Clinical use and the Italian demand for antithrombin

Antithrombin (AT) is a single-stranded glycoprotein synthesised in the liver with a plasma concentration of approximately 150 μg/mL and a molecular weight of approximately 59,000 Da1. It is a complex molecule with multiple biologically important properties. It is a serine protease inhibitor (serpin) that inactivates many enzymes in the coagulation cascade2,3. Indeed, it is the key inhibitor of the coagulation system and is estimated to provide 80% of the inhibitory activity against thrombin but it also inhibits activated factors X, IX, VII, XI, and XII. AT has a great affinity for thrombin and is also known as heparin cofactor as it is responsible for the anticoagulant effect of heparin. Heparins markedly accelerate the rate of complex formation between AT and the serine proteases thus increasing AT inhibitory activity 5,000–40,000-fold4. AT also has remarkable anti-inflammatory properties, several of which result from its actions in the coagulation cascade.

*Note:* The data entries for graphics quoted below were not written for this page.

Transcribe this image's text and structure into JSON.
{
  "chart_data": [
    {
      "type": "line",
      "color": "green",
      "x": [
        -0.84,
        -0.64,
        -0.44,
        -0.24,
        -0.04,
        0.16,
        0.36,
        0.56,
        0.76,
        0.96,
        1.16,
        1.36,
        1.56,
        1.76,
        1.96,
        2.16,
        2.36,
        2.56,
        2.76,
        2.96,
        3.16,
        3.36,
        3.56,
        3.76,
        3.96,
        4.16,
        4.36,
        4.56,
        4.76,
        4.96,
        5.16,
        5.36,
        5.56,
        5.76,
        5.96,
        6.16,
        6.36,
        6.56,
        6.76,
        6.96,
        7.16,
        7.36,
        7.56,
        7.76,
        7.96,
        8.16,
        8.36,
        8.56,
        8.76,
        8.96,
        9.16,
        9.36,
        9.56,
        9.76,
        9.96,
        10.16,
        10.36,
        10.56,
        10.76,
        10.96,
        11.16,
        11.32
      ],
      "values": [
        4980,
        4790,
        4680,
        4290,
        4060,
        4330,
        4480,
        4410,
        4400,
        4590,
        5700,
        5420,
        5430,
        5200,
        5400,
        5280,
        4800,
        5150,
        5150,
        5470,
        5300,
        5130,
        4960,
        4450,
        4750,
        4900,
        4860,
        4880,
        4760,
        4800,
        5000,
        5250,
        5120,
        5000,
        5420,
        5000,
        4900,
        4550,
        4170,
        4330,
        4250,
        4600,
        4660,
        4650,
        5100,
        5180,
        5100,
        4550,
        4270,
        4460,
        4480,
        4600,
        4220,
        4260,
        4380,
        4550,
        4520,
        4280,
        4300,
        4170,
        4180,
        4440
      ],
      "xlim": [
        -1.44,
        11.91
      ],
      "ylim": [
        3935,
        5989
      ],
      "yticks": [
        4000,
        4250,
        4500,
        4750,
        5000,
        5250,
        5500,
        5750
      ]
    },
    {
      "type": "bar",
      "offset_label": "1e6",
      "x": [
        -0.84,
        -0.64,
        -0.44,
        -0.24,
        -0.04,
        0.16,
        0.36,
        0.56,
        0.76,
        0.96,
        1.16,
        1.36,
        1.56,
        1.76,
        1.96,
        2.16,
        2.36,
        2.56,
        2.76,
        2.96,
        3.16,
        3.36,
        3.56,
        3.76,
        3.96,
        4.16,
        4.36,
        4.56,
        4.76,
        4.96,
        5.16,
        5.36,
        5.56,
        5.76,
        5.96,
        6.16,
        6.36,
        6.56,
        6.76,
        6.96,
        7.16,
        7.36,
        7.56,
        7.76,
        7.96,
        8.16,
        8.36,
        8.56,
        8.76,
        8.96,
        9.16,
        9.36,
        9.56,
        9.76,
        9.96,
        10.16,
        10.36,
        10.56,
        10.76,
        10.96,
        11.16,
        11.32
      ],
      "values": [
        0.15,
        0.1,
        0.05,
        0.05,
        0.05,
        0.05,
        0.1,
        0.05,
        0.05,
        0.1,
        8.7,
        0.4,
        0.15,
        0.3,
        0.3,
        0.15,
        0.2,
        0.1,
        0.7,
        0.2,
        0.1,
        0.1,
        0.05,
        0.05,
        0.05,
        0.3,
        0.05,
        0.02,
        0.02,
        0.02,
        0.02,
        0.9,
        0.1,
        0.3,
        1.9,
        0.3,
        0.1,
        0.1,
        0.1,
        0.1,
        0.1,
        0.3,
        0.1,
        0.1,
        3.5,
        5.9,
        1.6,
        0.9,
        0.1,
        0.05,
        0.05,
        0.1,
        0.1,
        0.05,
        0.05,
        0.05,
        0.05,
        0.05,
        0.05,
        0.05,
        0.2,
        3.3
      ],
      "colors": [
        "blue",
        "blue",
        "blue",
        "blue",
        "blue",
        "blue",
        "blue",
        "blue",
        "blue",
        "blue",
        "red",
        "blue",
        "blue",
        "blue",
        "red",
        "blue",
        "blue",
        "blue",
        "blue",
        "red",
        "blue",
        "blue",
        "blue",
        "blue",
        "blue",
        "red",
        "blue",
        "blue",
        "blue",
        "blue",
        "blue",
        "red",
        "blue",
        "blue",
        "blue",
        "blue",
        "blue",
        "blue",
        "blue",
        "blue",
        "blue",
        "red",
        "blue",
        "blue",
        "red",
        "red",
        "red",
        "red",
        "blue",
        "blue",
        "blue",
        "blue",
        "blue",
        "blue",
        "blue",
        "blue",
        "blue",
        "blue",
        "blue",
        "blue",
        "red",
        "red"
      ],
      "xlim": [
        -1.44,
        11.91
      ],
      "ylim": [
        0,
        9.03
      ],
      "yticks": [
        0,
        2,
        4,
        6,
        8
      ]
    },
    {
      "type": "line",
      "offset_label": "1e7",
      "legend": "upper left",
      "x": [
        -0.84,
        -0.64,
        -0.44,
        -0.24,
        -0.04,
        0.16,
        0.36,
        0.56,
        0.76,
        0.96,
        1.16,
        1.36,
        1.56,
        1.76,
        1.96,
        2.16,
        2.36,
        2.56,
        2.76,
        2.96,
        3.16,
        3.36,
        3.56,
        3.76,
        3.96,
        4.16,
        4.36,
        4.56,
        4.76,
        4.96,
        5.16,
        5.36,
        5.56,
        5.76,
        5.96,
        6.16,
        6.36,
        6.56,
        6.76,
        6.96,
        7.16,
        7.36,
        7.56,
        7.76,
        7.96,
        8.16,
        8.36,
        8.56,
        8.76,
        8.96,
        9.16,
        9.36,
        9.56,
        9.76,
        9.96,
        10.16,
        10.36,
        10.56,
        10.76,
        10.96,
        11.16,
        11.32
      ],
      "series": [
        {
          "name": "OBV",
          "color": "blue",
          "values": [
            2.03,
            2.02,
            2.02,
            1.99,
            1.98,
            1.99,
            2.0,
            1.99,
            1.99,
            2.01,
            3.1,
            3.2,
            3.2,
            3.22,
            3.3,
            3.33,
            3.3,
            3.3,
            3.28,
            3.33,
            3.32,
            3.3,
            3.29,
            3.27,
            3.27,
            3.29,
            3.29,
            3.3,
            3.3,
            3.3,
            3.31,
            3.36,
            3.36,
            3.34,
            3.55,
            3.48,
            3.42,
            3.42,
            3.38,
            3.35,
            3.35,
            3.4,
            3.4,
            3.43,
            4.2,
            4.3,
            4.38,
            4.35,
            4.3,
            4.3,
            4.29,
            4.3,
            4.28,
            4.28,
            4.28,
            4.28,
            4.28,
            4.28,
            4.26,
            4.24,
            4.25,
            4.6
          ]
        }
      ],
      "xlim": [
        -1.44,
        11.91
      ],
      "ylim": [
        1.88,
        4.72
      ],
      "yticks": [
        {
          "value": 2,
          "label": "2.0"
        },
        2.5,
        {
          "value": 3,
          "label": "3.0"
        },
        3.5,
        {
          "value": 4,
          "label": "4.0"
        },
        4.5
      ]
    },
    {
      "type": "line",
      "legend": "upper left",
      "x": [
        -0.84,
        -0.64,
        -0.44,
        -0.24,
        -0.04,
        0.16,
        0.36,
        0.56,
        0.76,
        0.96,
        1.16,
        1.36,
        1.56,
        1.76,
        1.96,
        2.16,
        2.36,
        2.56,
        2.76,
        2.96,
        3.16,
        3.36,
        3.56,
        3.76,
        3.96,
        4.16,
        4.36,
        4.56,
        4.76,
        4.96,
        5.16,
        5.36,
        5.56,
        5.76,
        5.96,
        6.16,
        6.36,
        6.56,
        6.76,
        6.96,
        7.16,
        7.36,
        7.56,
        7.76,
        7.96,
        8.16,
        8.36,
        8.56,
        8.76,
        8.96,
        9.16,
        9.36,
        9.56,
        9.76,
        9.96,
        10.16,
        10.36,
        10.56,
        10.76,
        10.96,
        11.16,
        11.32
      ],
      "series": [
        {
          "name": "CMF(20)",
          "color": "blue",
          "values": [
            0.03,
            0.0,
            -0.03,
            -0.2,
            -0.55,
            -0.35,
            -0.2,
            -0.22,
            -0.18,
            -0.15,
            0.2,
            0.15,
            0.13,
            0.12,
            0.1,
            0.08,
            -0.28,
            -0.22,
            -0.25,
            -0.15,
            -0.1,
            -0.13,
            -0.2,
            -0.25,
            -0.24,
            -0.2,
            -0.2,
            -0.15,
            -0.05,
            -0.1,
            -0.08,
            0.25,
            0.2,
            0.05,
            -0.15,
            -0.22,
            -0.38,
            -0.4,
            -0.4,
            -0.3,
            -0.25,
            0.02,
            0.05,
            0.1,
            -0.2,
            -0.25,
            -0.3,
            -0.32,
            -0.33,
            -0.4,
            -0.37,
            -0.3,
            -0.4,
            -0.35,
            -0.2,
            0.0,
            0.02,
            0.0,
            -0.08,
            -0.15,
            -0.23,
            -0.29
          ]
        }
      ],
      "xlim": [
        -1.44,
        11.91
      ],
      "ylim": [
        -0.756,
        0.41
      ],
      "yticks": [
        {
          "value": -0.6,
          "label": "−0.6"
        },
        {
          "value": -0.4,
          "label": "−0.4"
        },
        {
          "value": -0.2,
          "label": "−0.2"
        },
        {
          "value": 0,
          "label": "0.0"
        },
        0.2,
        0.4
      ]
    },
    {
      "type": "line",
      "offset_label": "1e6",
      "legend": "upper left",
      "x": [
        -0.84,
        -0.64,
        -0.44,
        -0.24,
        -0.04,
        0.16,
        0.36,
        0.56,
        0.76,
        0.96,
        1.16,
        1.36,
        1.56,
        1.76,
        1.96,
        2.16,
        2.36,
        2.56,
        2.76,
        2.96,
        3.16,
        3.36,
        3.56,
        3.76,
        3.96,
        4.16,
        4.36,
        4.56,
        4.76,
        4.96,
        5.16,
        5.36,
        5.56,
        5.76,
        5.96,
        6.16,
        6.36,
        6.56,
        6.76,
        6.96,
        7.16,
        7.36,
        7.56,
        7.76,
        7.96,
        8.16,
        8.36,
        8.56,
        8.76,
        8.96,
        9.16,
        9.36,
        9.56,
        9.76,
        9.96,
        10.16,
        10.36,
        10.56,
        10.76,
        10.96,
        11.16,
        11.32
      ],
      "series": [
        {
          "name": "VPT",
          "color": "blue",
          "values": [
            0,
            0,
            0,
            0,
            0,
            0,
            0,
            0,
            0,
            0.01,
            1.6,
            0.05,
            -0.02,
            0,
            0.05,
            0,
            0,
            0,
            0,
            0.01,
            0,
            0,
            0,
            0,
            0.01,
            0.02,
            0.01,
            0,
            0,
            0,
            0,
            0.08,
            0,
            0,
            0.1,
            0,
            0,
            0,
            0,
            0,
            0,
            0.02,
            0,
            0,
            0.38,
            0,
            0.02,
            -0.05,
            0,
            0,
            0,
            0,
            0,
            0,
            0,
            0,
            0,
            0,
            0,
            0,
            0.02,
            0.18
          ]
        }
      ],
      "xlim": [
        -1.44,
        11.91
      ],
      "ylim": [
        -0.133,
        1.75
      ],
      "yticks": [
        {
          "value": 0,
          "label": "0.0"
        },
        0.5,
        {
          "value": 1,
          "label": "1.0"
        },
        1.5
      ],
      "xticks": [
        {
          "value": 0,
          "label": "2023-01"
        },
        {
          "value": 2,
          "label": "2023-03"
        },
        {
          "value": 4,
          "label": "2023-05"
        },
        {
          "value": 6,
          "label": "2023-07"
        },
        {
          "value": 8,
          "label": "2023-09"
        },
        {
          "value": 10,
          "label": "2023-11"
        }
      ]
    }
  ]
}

Other anti-inflammatory properties of AT involve direct interactions with endothelial cells, leading to the release of prostacyclin, which also mediates its anti-platelet effect3. In addition, recent evidence of interactions of the endothelial cell growth factors bFGF (basic fibroblast growth factor) and VEGF (vascular endothelial cell growth factor) with a heparin-like molecule in matrix provide the rationale for further investigation into the possible role of AT as a potent anti-angiogenic factor5. Normal values of AT activity in the plasma range from 80% to 120%. In normal conditions, its biological half-life is 1.5–2.5 days. In conditions of acquired deficiency and in the presence of heparin, the half-life of AT can be notably shorter, being reduced to only a few hours6.